Die meisten Menschen betrachten die Geschichte als eine Reihe von Geschichten - Geschichten, in denen eine Armee unerwartet eine andere besiegt, ein Politiker eine unvergessliche Rede hält oder ein Emporkömmling einen sitzenden Monarchen stürzt.

Ganz anders sieht es Peter Turchin von der University of Connecticut. Er ist ausgebildeter Ökologe und sieht Geschichte als eine Reihe von Gleichungen. Insbesondere möchte er die Arten von mathematischen Modellen verwenden, die in Bereichen wie der Wildtierökologie verwendet werden, um die Bevölkerungsentwicklung einer anderen Spezies zu erklären: des Menschen.

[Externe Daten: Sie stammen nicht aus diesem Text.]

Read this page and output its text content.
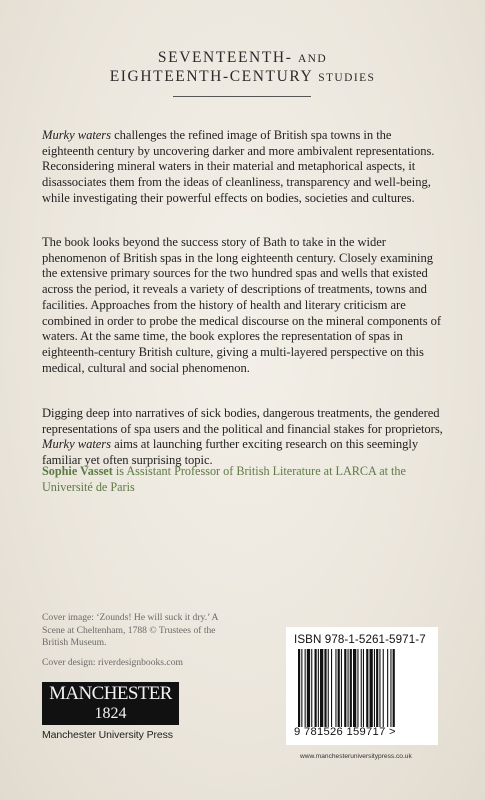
SEVENTEENTH- AND
EIGHTEENTH-CENTURY STUDIES
Murky waters challenges the refined image of British spa towns in the eighteenth century by uncovering darker and more ambivalent representations. Reconsidering mineral waters in their material and metaphorical aspects, it disassociates them from the ideas of cleanliness, transparency and well-being, while investigating their powerful effects on bodies, societies and cultures.
The book looks beyond the success story of Bath to take in the wider phenomenon of British spas in the long eighteenth century. Closely examining the extensive primary sources for the two hundred spas and wells that existed across the period, it reveals a variety of descriptions of treatments, towns and facilities. Approaches from the history of health and literary criticism are combined in order to probe the medical discourse on the mineral components of waters. At the same time, the book explores the representation of spas in eighteenth-century British culture, giving a multi-layered perspective on this medical, cultural and social phenomenon.
Digging deep into narratives of sick bodies, dangerous treatments, the gendered representations of spa users and the political and financial stakes for proprietors, Murky waters aims at launching further exciting research on this seemingly familiar yet often surprising topic.
Sophie Vasset is Assistant Professor of British Literature at LARCA at the Université de Paris
Cover image: ‘Zounds! He will suck it dry.’ A Scene at Cheltenham, 1788 © Trustees of the British Museum.
Cover design: riverdesignbooks.com
MANCHESTER
1824
Manchester University Press
ISBN 978-1-5261-5971-7
9 781526 159717 >
www.manchesteruniversitypress.co.uk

In einer Arbeit, die er heute mit Kollegen in den Proceedings der National Academy of Sciences veröffentlicht hat, präsentiert er ein mathematisches Modell (links im Video oben), das gut mit historischen Daten (rechts) über die Entwicklung und Verbreitung von korreliert große, komplexe Gesellschaften (dargestellt als rote Gebiete auf der untersuchten Grünfläche). Die Simulation läuft von 1500 v.Chr. Bis 1500 n.Chr., Umfasst also das Wachstum von Gesellschaften wie Mesopotamien, dem alten Ägypten und dergleichen und bildet historische Trends mit einer Genauigkeit von 65 Prozent ab.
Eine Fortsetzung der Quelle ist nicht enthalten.